Browser choices need not be mutually exclusive. Most users no doubt use one exclusively or near exclusively. I myself have a preference but I also have four browsers on my PC and two on my Mac. I like the competition and even when some feature I like is added to a browser that I don't use much it prompts me to seek out a similar feature in my favourite browser via an add-on or user script.
One reason I use several browsers is that I find no browser is better than all others in *every* feature, so it's handy to have a few.
thats really a good news
@Albert, thanks for your comments and thanks for your support with IE8! We totally hear you about needing to "step it up". We want your friends to love IE too you know ;-)

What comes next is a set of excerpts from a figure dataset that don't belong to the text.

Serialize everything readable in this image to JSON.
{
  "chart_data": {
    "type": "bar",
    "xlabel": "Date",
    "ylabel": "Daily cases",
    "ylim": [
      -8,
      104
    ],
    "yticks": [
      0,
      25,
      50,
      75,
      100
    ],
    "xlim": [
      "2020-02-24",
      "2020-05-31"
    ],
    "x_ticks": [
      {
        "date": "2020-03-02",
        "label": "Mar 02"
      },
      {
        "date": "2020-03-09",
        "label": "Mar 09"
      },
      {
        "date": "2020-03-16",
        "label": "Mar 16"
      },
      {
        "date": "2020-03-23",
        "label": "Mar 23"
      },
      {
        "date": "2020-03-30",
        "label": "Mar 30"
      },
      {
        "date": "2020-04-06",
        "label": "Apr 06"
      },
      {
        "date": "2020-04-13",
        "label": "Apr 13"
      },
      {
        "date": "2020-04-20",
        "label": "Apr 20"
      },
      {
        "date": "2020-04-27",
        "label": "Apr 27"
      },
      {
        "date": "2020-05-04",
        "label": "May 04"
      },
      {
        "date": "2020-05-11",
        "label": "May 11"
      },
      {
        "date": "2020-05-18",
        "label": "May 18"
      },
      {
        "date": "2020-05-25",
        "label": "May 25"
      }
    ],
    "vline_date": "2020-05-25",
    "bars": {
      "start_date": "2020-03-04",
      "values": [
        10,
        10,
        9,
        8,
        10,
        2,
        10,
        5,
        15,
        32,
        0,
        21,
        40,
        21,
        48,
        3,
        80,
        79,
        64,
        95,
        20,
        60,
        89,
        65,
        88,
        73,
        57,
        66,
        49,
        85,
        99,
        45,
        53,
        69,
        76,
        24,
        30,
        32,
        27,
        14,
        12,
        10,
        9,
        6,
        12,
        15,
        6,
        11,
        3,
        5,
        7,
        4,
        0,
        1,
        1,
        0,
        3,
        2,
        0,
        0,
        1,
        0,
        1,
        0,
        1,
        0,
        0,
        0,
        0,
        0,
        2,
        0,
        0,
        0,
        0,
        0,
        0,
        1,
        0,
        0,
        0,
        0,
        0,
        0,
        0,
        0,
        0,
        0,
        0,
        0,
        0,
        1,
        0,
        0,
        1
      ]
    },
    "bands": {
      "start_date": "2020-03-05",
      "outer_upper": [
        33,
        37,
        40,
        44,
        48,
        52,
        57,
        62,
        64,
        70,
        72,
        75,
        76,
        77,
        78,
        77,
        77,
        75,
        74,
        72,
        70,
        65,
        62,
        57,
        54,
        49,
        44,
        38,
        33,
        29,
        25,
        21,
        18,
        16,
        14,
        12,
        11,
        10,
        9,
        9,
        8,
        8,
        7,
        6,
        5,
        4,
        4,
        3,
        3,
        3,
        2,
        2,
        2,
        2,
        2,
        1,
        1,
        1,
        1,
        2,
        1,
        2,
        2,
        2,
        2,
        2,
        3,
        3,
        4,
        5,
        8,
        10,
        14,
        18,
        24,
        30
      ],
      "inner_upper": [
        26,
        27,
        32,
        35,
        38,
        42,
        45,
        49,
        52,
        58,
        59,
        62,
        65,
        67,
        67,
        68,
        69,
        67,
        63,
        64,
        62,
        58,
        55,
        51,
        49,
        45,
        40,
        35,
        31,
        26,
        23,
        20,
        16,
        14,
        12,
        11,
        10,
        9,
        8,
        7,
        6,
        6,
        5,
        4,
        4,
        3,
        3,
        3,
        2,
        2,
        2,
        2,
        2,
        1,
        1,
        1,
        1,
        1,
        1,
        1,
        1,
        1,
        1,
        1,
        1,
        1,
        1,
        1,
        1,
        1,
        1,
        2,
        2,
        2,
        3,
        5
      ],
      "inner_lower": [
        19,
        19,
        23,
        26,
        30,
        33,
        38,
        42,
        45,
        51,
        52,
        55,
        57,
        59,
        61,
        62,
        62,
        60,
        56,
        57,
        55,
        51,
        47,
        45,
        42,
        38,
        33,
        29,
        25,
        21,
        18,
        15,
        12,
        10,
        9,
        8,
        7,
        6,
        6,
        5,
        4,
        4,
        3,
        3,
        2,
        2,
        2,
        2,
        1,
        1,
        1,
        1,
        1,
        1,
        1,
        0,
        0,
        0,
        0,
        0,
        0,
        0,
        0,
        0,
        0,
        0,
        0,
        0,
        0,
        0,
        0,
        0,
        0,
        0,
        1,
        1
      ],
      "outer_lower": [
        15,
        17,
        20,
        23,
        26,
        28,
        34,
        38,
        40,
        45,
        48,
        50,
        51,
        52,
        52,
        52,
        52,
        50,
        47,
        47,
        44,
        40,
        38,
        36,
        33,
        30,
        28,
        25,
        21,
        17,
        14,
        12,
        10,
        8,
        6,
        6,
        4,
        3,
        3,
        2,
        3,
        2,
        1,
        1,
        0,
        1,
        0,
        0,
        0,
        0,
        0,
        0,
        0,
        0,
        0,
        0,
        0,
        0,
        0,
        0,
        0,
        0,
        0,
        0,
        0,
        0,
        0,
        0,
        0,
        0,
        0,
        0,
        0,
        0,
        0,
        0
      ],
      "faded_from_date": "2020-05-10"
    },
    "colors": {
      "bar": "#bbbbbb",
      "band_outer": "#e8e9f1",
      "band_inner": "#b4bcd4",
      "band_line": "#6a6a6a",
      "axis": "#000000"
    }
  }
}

@Saqib Ali, thanks for the congrats!
@7favor, I enjoy your comments as always. We are very committed to supporting web standards. I think us joining the W3C SVG Working Group is a good example of our recent work showcasing that comittment. Matter a fact, the IE Team gave an update on the W3C SVG Working Group yesterday on the IEBlog:
Too bad it loses out amongst the geek community: arstechnica.com/.../ie8-chrome-have-most-momentum-in-browser-wars.ars and MS does nothing to accelerate the release schedule and bring it as par with other browsers as regard to web standards.
This is good news. But, you guys really need to step it up. I use IE8 every day, it's the only browser I support. But, when none of my friends no longer listen to me and stay on IE, it makes it real tough to give reasons to switch back. I need an IE that will make them come back, or else this whole new generation of Firefox, Chrome, and Safari users will grow up and never think back.
Posted on: February 02, 2010 at 10:18PM
What's the latest estimate for IE to fall below 50%? April 2011? IE is dead guys, it just doesn't know it yet.
Really, lollht IE is dead? IE will stop being the most used browser only if window looses massive market shares and corporations ditches IE (highly unlikely any time soon). FireFox, Chrome, Opera and Safari combined make up for 29.77% market share.